The attack on the judges happened as they were driving to their office in a court vehicle, said Ahmad Fahim Qaweem, a spokesperson for the supreme court.
“Unfortunately, we have lost two women judges in today’s attack. Their driver is wounded,” Qaweem said. There were more than 200 female judges working for the country’s top court, the spokesperson added.
The US chargé d’affaires in Kabul, Ross Wilson, condemned Sunday’s assassination and called for a “prompt investigation”. “The Taliban should understand that such actions for which it bears responsibility outrage the world and must cease if peace is to come to Afghanistan,” he said.
Chargé d’Affaires Ross Wilson
(@USAmbKabul)
(1/2) The United States condemns today’s assassinations of female supreme court judges and calls for a prompt investigation. My condolences to the families of the victims and wishes for a speedy recovery to those injured.
January 17, 2021
These latest murders underscore a major foreign policy decision awaiting the incoming the US president, Joe Biden: whether to continue with Donald Trump’s troop withdrawal from Afghanistan. All US soldiers are due to leave by May.

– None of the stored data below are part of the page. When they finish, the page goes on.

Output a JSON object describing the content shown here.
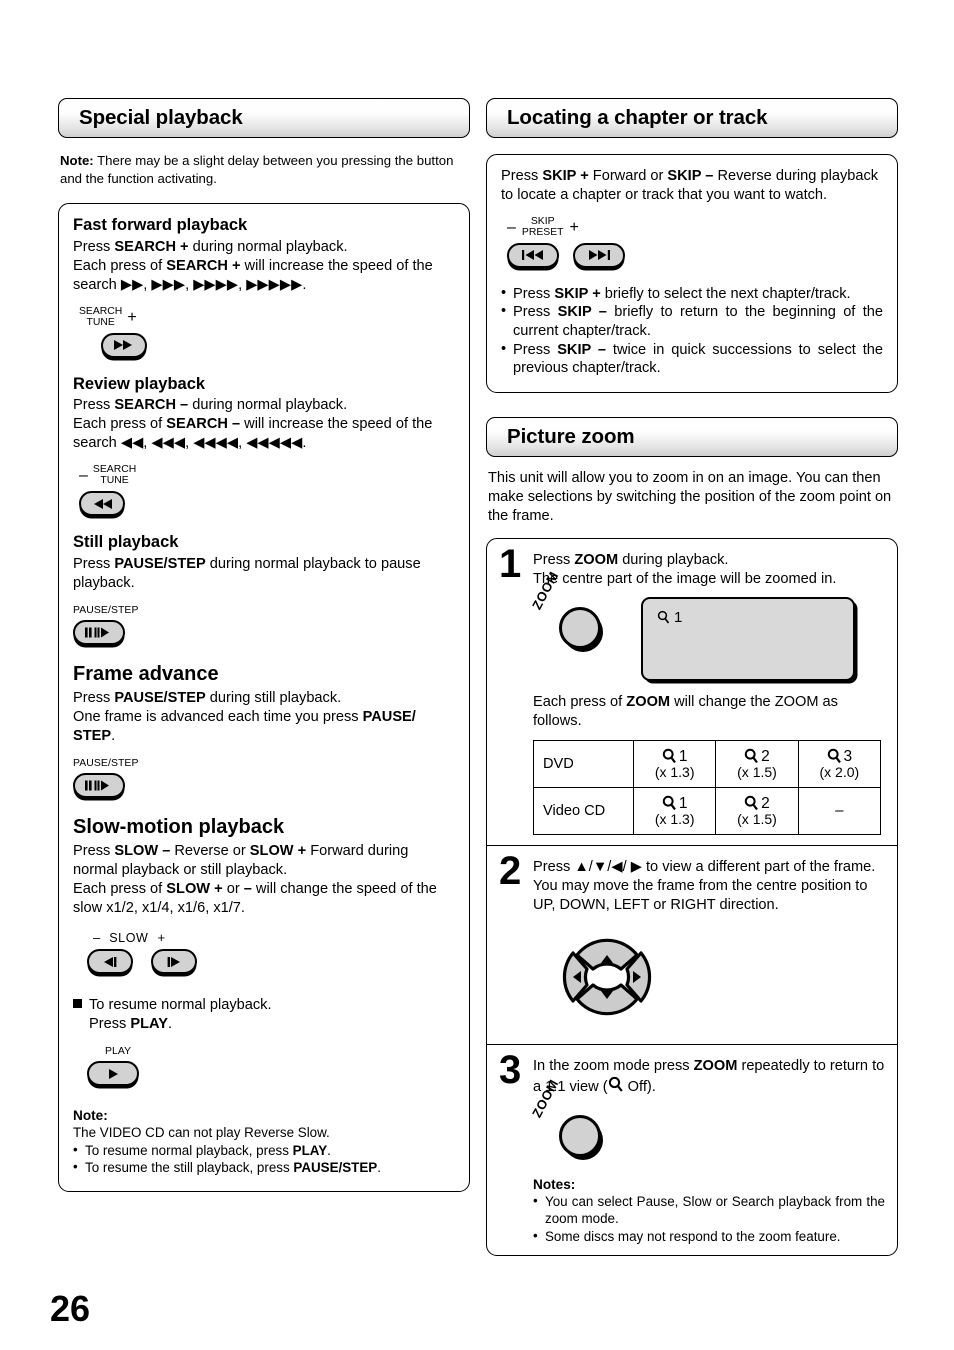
{
  "page_number": "26",
  "left_column": {
    "section_title": "Special playback",
    "note_prefix": "Note:",
    "note_text": " There may be a slight delay between you pressing the button and the function activating.",
    "blocks": {
      "fast_forward": {
        "heading": "Fast forward playback",
        "line1_a": "Press ",
        "line1_b": "SEARCH +",
        "line1_c": " during normal playback.",
        "line2_a": "Each press of ",
        "line2_b": "SEARCH +",
        "line2_c": " will increase the speed of the search ",
        "line2_d": ".",
        "button": {
          "label_top": "SEARCH",
          "label_bottom": "TUNE",
          "sign": "+",
          "glyph": "fast-forward"
        }
      },
      "review": {
        "heading": "Review playback",
        "line1_a": "Press ",
        "line1_b": "SEARCH –",
        "line1_c": " during normal playback.",
        "line2_a": "Each press of ",
        "line2_b": "SEARCH –",
        "line2_c": "  will increase the speed of the search ",
        "line2_d": ".",
        "button": {
          "label_top": "SEARCH",
          "label_bottom": "TUNE",
          "sign": "–",
          "glyph": "rewind"
        }
      },
      "still": {
        "heading": "Still playback",
        "line1_a": "Press ",
        "line1_b": "PAUSE/STEP",
        "line1_c": " during normal playback to pause playback.",
        "button": {
          "label": "PAUSE/STEP",
          "glyph": "pause-step"
        }
      },
      "frame_advance": {
        "heading": "Frame advance",
        "line1_a": "Press ",
        "line1_b": "PAUSE/STEP",
        "line1_c": " during still playback.",
        "line2_a": "One frame is advanced each time you press ",
        "line2_b": "PAUSE/ STEP",
        "line2_c": ".",
        "button": {
          "label": "PAUSE/STEP",
          "glyph": "pause-step"
        }
      },
      "slow_motion": {
        "heading": "Slow-motion playback",
        "line1_a": "Press ",
        "line1_b": "SLOW –",
        "line1_c": " Reverse or ",
        "line1_d": "SLOW +",
        "line1_e": " Forward during normal playback or still playback.",
        "line2_a": "Each press of ",
        "line2_b": "SLOW +",
        "line2_c": " or ",
        "line2_d": "–",
        "line2_e": " will change the speed of the slow x1/2, x1/4, x1/6, x1/7.",
        "button_label_minus": "–",
        "button_label_name": "SLOW",
        "button_label_plus": "+",
        "resume_line1": "To resume normal playback.",
        "resume_line2_a": "Press ",
        "resume_line2_b": "PLAY",
        "resume_line2_c": ".",
        "play_button": {
          "label": "PLAY",
          "glyph": "play"
        }
      },
      "bottom_note": {
        "heading": "Note:",
        "line1": "The VIDEO CD can not play Reverse Slow.",
        "bullets": [
          {
            "a": "To resume normal playback, press ",
            "b": "PLAY",
            "c": "."
          },
          {
            "a": "To resume the still playback, press ",
            "b": "PAUSE/STEP",
            "c": "."
          }
        ]
      }
    }
  },
  "right_column": {
    "locating": {
      "section_title": "Locating a chapter or track",
      "intro_a": "Press ",
      "intro_b": "SKIP +",
      "intro_c": " Forward or ",
      "intro_d": "SKIP –",
      "intro_e": " Reverse during playback to locate a chapter or track that you want to watch.",
      "button_label_minus": "–",
      "button_label_top": "SKIP",
      "button_label_bottom": "PRESET",
      "button_label_plus": "+",
      "bullets": [
        {
          "a": "Press ",
          "b": "SKIP +",
          "c": " briefly to select the next chapter/track."
        },
        {
          "a": "Press ",
          "b": "SKIP –",
          "c": " briefly to return to the beginning of the current chapter/track."
        },
        {
          "a": "Press ",
          "b": "SKIP –",
          "c": " twice in quick successions to select the previous chapter/track."
        }
      ]
    },
    "picture_zoom": {
      "section_title": "Picture zoom",
      "intro": "This unit will allow you to zoom in on an image. You can then make selections by switching the position of the zoom point on the frame.",
      "step1": {
        "number": "1",
        "line1_a": "Press ",
        "line1_b": "ZOOM",
        "line1_c": " during playback.",
        "line2": "The centre part of the image will be zoomed in.",
        "knob_label": "ZOOM",
        "screen_value": "1",
        "table_intro_a": "Each press of ",
        "table_intro_b": "ZOOM",
        "table_intro_c": " will change the ZOOM as follows.",
        "table": {
          "rows": [
            {
              "label": "DVD",
              "cells": [
                {
                  "level": "1",
                  "factor": "(x 1.3)"
                },
                {
                  "level": "2",
                  "factor": "(x 1.5)"
                },
                {
                  "level": "3",
                  "factor": "(x 2.0)"
                }
              ]
            },
            {
              "label": "Video CD",
              "cells": [
                {
                  "level": "1",
                  "factor": "(x 1.3)"
                },
                {
                  "level": "2",
                  "factor": "(x 1.5)"
                },
                {
                  "level": "–",
                  "factor": ""
                }
              ]
            }
          ]
        }
      },
      "step2": {
        "number": "2",
        "line1_a": "Press ",
        "line1_b": " to view a different part of the frame.",
        "line2": "You may move the frame from the centre position to  UP, DOWN, LEFT or RIGHT direction."
      },
      "step3": {
        "number": "3",
        "line1_a": "In the zoom mode press ",
        "line1_b": "ZOOM",
        "line1_c": " repeatedly to return to a 1:1 view (",
        "line1_d": " Off).",
        "knob_label": "ZOOM"
      },
      "notes": {
        "heading": "Notes:",
        "bullets": [
          "You can select Pause, Slow or Search playback from the zoom mode.",
          "Some discs may not respond to the zoom feature."
        ]
      }
    }
  }
}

On Friday, Afghanistan’s vice-president, Amrullah Saleh, said Washington had made a mistake in conceding too much to the Taliban. A US pullout would mean more violence, he said, adding: “The Taliban were terrorists. They are terrorists today. They are killing women, activists, civil rights activists.”
Afghan officials have blamed the Taliban for the attacks, a charge the insurgent group denies.
In February 2017, a suicide bomber blew himself up outside Afghanistan’s supreme court, killing at least 20 employees and wounding 41.
The rival Islamic State jihadist group has claimed responsibility for multiple recent attacks, including on educational institutions that killed 50 people, most of them students. Isis has also said it was behind rocket attacks in December that hit a US base in Afghanistan. There were no casualties.
This month the US military for the first time directly accused the Taliban of being behind the rise in bloodshed.
“The Taliban’s campaign of unclaimed attacks and targeted killings of government officials, civil society leaders and journalists must … cease for peace to succeed,” Col Sonny Leggett, a spokesperson for US forces in Afghanistan, said on Twitter.
The Taliban carried out more than 18,000 attacks in 2020, Afghanistan’s spy chief, Ahmad Zia Siraj, told lawmakers this month.